Documentation ¶
Overview ¶
Package whatlanggo detects natural languages and scripts ( writing systems ). Languages are represented by a determined list of constants while scripts are represented by *unicode.RangeTable.
Index ¶
Constants ¶
const ReliableConfidenceThreshold = 0.8
ReliableConfidenceThreshold is confidence rating that has to be succeeded for the language detection to be considered reliable.
Variables ¶
var Langs = map[Lang]string{ Afr: "Afrikaans", Aka: "Akan", Amh: "Amharic", Arb: "Arabic", Azj: "Azerbaijani", Bel: "Belarusian", Ben: "Bengali", Bho: "Bhojpuri", Bul: "Bulgarian", Ceb: "Cebuano", Ces: "Czech", Cmn: "Mandarin", Dan: "Danish", Deu: "German", Ell: "Greek", Eng: "English", Epo: "Esperanto", Est: "Estonian", Fin: "Finnish", Fra: "French", Guj: "Gujarati", Hat: "Haitian Creole", Hau: "Hausa", Heb: "Hebrew", Hin: "Hindi", Hrv: "Croatian", Hun: "Hungarian", Ibo: "Igbo", Ilo: "Ilocano", Ind: "Indonesian", Ita: "Italian", Jav: "Javanese", Jpn: "Japanese", Kan: "Kannada", Kat: "Georgian", Khm: "Khmer", Kin: "Kinyarwanda", Kor: "Korean", Kur: "Kurdish", Lav: "Latvian", Lit: "Lithuanian", Mai: "Maithili", Mal: "Malayalam", Mar: "Marathi", Mkd: "Macedonian", Mlg: "Malagasy", Mya: "Burmese", Nep: "Nepali", Nld: "Dutch", Nno: "Nynorsk", Nob: "Bokmal", Nya: "Chewa", Ori: "Oriya", Orm: "Oromo", Pan: "Punjabi", Pes: "Persian", Pol: "Polish", Por: "Portuguese", Ron: "Romanian", Run: "Rundi", Rus: "Russian", Sin: "Sinhalese", Skr: "Saraiki", Slv: "Slovene", Sna: "Shona", Som: "Somali", Spa: "Spanish", Srp: "Serbian", Swe: "Swedish", Tam: "Tamil", Tel: "Telugu", Tgl: "Tagalog", Tha: "Thai", Tir: "Tigrinya", Tuk: "Turkmen", Tur: "Turkish", Uig: "Uyghur", Ukr: "Ukrainian", Urd: "Urdu", Uzb: "Uzbek", Vie: "Vietnamese", Ydd: "Yiddish", Yor: "Yoruba", Zul: "Zulu", }
Langs represents a map of Lang to language name.

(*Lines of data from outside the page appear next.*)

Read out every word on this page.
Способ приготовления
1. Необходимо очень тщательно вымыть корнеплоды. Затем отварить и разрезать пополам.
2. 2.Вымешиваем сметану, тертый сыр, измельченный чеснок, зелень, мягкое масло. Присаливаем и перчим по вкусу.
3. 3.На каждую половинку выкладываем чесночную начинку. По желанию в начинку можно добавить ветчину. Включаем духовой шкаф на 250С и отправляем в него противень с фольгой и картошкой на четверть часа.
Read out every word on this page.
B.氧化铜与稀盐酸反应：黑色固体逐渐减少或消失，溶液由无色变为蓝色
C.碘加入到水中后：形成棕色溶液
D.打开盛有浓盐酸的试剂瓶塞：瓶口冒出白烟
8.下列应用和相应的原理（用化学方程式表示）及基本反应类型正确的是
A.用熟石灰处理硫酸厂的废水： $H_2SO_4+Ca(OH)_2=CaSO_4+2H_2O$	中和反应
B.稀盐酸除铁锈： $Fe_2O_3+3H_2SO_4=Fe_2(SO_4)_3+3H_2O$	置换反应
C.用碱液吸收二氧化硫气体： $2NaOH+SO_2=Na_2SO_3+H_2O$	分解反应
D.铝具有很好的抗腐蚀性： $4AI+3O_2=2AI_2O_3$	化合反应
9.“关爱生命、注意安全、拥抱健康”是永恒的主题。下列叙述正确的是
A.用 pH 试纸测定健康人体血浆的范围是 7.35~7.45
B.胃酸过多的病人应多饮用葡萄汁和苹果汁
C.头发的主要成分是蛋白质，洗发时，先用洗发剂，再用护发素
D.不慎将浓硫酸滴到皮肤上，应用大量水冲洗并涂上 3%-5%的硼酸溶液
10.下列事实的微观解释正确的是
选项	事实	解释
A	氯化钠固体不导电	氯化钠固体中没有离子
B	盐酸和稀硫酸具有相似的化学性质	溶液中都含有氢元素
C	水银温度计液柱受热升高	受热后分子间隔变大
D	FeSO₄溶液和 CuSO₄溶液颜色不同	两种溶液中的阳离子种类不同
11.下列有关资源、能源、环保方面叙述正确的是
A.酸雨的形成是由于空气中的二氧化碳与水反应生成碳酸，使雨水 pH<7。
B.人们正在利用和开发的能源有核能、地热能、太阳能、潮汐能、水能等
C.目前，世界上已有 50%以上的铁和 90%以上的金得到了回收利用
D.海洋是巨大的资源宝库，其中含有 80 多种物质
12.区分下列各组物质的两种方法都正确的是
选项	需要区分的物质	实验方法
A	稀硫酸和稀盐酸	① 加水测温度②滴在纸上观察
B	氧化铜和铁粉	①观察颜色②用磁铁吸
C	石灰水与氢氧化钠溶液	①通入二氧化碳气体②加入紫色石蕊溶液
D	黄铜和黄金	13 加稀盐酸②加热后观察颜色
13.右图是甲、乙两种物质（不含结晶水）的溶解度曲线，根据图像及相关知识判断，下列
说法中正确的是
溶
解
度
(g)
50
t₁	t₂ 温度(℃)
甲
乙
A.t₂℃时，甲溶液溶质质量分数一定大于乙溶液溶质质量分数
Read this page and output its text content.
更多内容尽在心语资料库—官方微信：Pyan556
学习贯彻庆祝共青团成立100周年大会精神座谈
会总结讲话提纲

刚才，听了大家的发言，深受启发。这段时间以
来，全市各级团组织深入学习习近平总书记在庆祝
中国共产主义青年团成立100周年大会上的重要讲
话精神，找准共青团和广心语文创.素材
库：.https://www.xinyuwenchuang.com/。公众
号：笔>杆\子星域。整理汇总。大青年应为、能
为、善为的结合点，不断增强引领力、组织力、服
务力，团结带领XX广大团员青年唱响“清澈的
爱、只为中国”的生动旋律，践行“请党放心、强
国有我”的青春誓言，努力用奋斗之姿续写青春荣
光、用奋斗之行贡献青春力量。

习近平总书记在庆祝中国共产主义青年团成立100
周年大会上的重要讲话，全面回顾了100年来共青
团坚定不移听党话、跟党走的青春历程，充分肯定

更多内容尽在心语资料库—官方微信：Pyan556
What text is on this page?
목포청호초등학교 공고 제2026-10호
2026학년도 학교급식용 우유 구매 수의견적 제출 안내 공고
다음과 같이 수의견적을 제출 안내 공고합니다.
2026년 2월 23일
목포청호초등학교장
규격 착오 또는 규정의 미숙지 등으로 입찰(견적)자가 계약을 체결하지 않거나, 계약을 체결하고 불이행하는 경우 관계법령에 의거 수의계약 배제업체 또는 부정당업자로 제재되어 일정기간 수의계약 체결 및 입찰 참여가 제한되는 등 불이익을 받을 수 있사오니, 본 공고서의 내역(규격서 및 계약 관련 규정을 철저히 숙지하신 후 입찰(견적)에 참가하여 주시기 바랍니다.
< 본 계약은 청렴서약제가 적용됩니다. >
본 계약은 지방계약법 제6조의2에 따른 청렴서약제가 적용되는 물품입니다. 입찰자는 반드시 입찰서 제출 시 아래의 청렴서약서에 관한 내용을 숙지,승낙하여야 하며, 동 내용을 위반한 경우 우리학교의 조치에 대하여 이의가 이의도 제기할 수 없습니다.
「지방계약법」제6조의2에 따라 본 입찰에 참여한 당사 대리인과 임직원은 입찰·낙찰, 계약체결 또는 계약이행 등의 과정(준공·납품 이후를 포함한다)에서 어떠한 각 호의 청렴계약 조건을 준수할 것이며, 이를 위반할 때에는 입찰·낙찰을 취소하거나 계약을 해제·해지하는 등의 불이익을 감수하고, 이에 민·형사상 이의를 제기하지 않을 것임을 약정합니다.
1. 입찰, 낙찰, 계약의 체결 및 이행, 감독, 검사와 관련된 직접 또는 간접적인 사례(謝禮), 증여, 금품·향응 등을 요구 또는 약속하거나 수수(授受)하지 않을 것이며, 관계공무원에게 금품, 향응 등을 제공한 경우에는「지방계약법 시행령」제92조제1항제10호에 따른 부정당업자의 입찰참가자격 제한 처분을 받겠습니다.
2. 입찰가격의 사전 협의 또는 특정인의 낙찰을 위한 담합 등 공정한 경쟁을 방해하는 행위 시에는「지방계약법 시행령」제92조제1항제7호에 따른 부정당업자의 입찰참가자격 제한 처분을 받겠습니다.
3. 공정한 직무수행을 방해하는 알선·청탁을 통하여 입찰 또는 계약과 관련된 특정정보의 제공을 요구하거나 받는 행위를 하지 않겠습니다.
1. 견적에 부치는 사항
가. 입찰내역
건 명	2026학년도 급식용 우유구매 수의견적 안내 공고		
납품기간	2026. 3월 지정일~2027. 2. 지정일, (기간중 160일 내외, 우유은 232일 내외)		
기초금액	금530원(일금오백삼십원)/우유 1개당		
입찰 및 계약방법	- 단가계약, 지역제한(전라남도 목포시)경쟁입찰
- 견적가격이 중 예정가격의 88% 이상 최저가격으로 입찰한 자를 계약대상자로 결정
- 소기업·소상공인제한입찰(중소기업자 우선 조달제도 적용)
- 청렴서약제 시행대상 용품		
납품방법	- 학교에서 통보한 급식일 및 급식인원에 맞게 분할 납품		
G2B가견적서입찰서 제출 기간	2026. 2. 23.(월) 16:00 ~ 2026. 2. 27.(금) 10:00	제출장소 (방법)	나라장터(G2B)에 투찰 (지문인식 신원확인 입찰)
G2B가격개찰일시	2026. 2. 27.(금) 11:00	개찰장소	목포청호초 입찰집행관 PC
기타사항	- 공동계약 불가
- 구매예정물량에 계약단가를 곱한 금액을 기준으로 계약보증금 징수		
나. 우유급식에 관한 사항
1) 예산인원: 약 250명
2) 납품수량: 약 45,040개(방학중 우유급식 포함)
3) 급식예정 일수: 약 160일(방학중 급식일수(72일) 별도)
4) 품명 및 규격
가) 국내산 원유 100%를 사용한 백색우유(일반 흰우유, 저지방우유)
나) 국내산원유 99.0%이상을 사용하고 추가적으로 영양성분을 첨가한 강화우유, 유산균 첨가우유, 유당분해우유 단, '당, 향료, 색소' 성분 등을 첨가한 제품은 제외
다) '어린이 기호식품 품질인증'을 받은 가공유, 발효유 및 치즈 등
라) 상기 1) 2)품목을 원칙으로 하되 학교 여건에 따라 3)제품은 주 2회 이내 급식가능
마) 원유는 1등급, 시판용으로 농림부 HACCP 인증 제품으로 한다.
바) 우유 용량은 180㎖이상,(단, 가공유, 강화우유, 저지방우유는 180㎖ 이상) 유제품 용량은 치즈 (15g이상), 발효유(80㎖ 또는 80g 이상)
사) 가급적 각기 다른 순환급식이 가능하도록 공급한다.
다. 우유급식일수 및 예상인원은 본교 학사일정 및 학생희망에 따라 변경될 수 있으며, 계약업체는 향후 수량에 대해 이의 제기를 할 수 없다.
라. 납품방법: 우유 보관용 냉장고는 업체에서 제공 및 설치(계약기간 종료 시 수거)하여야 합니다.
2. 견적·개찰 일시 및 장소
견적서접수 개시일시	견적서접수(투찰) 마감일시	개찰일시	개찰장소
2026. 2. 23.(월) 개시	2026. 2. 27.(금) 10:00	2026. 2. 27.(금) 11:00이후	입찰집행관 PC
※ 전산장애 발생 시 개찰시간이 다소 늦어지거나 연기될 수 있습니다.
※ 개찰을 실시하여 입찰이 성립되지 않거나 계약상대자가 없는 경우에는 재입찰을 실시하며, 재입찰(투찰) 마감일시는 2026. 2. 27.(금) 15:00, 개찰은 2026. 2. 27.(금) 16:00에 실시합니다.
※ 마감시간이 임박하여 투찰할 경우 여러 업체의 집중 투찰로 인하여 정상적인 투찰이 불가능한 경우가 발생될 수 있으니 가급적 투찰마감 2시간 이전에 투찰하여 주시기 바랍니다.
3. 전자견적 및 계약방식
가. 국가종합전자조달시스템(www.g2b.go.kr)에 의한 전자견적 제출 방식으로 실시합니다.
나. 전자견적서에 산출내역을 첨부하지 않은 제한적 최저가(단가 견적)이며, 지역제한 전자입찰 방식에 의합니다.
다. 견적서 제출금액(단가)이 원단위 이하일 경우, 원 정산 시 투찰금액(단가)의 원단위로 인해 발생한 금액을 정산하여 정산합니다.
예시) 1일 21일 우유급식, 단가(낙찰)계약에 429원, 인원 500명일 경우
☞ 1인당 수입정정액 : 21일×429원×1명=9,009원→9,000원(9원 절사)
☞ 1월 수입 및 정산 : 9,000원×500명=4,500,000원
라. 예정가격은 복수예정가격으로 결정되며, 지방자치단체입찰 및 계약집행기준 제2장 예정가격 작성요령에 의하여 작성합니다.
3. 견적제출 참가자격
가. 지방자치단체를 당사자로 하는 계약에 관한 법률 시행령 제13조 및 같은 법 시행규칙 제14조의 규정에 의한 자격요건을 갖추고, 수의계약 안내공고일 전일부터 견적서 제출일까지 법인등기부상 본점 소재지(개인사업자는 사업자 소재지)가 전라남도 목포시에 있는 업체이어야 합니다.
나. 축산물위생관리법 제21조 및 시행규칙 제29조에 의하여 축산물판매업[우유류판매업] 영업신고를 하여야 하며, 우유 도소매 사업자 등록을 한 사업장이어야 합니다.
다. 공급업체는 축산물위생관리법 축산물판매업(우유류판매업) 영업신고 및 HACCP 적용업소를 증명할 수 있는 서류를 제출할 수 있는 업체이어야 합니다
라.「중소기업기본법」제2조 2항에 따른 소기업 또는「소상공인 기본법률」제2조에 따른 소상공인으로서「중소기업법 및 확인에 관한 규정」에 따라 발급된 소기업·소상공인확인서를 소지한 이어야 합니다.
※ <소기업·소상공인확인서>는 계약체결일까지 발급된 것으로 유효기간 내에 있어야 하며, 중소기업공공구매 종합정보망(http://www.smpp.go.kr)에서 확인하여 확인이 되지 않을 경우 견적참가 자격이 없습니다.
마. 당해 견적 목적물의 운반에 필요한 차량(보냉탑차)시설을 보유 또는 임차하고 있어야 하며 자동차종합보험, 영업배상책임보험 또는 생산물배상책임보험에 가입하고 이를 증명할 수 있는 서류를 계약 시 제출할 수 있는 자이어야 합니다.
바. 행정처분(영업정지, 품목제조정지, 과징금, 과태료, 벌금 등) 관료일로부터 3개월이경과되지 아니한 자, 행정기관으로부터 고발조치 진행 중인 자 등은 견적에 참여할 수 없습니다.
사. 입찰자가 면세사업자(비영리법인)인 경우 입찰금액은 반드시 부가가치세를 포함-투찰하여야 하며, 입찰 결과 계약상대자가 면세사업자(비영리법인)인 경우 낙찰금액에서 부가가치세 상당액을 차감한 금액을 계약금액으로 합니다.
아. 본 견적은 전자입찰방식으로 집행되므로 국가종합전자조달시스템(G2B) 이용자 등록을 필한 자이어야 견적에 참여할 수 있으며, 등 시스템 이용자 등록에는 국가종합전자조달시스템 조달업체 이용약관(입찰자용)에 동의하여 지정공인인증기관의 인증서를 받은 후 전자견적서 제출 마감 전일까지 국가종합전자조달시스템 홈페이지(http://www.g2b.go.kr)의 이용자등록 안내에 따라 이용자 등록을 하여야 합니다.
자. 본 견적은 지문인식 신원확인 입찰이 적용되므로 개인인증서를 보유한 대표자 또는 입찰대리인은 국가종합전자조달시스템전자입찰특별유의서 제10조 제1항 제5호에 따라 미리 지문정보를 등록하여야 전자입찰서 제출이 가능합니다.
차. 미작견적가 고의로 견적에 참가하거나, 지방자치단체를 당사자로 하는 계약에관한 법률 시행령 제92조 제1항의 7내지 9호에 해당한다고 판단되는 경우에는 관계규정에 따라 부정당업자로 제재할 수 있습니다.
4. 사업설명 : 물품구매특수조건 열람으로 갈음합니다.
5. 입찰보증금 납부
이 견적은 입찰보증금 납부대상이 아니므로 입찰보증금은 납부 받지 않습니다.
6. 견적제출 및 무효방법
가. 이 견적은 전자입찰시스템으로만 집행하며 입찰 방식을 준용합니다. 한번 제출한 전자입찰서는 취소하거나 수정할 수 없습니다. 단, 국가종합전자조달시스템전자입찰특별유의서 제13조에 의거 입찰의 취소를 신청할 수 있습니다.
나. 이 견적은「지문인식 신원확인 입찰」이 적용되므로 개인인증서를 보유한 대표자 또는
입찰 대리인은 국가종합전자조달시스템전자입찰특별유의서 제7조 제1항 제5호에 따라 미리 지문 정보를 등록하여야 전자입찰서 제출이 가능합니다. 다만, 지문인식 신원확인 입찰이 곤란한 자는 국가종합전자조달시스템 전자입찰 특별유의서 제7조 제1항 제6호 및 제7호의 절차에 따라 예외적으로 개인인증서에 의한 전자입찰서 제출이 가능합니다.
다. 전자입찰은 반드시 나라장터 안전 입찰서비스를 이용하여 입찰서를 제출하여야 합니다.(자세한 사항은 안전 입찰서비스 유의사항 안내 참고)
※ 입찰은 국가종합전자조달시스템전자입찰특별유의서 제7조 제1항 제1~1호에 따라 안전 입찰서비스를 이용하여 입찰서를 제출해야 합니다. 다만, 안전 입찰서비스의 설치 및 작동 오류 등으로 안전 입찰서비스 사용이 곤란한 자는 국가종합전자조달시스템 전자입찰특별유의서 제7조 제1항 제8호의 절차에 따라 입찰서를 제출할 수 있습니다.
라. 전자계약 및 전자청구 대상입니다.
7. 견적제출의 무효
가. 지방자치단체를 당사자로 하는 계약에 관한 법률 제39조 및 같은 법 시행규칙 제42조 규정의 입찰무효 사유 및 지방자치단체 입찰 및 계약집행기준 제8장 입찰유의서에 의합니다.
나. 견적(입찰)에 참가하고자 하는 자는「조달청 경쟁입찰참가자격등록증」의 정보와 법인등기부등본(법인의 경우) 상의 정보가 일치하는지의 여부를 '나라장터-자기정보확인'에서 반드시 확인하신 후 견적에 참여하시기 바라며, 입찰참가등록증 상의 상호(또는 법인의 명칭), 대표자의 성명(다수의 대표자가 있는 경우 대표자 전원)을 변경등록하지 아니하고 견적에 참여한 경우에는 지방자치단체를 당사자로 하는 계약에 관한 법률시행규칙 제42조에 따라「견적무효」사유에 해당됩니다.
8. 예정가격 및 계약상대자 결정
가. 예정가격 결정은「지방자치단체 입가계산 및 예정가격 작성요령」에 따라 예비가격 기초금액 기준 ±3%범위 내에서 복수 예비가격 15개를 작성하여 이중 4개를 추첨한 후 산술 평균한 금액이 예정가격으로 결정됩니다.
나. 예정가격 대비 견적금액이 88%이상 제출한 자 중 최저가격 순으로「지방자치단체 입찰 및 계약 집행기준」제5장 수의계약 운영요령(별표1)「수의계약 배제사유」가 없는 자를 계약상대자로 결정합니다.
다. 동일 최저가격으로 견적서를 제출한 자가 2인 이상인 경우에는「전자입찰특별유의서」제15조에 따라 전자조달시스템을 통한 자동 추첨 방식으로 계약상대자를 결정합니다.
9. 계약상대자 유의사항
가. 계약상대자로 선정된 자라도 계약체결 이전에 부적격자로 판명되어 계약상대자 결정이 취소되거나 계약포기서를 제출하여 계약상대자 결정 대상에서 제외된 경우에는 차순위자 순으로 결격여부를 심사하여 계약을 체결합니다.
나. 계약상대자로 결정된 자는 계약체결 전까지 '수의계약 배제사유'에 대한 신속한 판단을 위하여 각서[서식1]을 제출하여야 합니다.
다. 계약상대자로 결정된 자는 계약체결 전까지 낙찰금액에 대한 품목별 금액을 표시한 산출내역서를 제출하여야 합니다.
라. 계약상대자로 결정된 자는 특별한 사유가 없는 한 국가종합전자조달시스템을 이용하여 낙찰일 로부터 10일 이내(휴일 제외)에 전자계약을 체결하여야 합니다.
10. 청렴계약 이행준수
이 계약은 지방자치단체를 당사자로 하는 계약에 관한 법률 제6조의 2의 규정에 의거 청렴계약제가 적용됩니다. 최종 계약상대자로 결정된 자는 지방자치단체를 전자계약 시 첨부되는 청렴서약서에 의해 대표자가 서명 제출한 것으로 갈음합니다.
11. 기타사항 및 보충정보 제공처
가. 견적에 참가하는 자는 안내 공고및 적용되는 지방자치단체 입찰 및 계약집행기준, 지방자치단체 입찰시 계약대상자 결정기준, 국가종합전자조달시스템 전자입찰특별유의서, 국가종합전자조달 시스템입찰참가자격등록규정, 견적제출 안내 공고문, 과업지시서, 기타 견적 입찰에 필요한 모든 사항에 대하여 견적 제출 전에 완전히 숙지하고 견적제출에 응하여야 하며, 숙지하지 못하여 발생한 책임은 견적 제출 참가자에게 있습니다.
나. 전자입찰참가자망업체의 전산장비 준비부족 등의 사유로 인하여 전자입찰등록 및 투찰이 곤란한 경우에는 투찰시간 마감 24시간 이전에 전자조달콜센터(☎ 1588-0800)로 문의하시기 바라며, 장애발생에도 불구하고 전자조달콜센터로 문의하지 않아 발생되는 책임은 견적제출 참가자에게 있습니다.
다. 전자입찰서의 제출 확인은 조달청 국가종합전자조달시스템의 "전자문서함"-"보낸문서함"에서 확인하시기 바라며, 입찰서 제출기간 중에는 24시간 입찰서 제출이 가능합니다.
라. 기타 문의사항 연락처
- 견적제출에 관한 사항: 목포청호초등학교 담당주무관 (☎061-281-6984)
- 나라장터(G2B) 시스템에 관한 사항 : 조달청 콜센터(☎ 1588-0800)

var Scripts = map[*unicode.RangeTable]string{ unicode.Arabic: "Arabic", unicode.Bengali: "Bengali", unicode.Cyrillic: "Cyrillic", unicode.Ethiopic: "Ethiopic", unicode.Devanagari: "Devanagari", unicode.Han: "Han", unicode.Georgian: "Georgian", unicode.Greek: "Greek", unicode.Gujarati: "Gujarati", unicode.Gurmukhi: "Gurmukhi", unicode.Hangul: "Hangul", unicode.Hebrew: "Hebrew", unicode.Hiragana: "Hiragana", unicode.Kannada: "Kannada", unicode.Katakana: "Katakana", unicode.Khmer: "Khmer", unicode.Latin: "Latin", unicode.Malayalam: "Malayalam", unicode.Myanmar: "Myanmar", unicode.Oriya: "Oriya", unicode.Sinhala: "Sinhala", unicode.Tamil: "Tamil", unicode.Telugu: "Telugu", unicode.Thai: "Thai", }
Scripts is the set of Unicode script tables.
Functions ¶
func DetectScript ¶
func DetectScript(text string) *unicode.RangeTable
DetectScript returns only the script of the given text.
func LangToString ¶
LangToString converts enum into ISO 639-3 code as a string. Deprecated: LangToString is deprected and exists for historical compatibility. Please use `Lang.Iso6393()` instead.
func LangToStringShort ¶
LangToStringShort converts enum into ISO 639-1 code as a string. Return empty string when there is no ISO 639-1 code. Deprecated: LangToStringShort is deprected and exists for historical compatibility. Please use `Lang.Iso6391()` instead.
Types ¶
type Info ¶
type Info struct { Lang Lang Script *unicode.RangeTable Confidence float64 }
Info represents a full outcome of language detection.
func DetectWithOptions ¶
DetectWithOptions detects the language and script of the given text with the provided options.
func (*Info) IsReliable ¶
IsReliable returns true if Confidence is greater than the Reliable Confidence Threshold
type Lang ¶
type Lang int
Lang represents a language following ISO 639-3 standard.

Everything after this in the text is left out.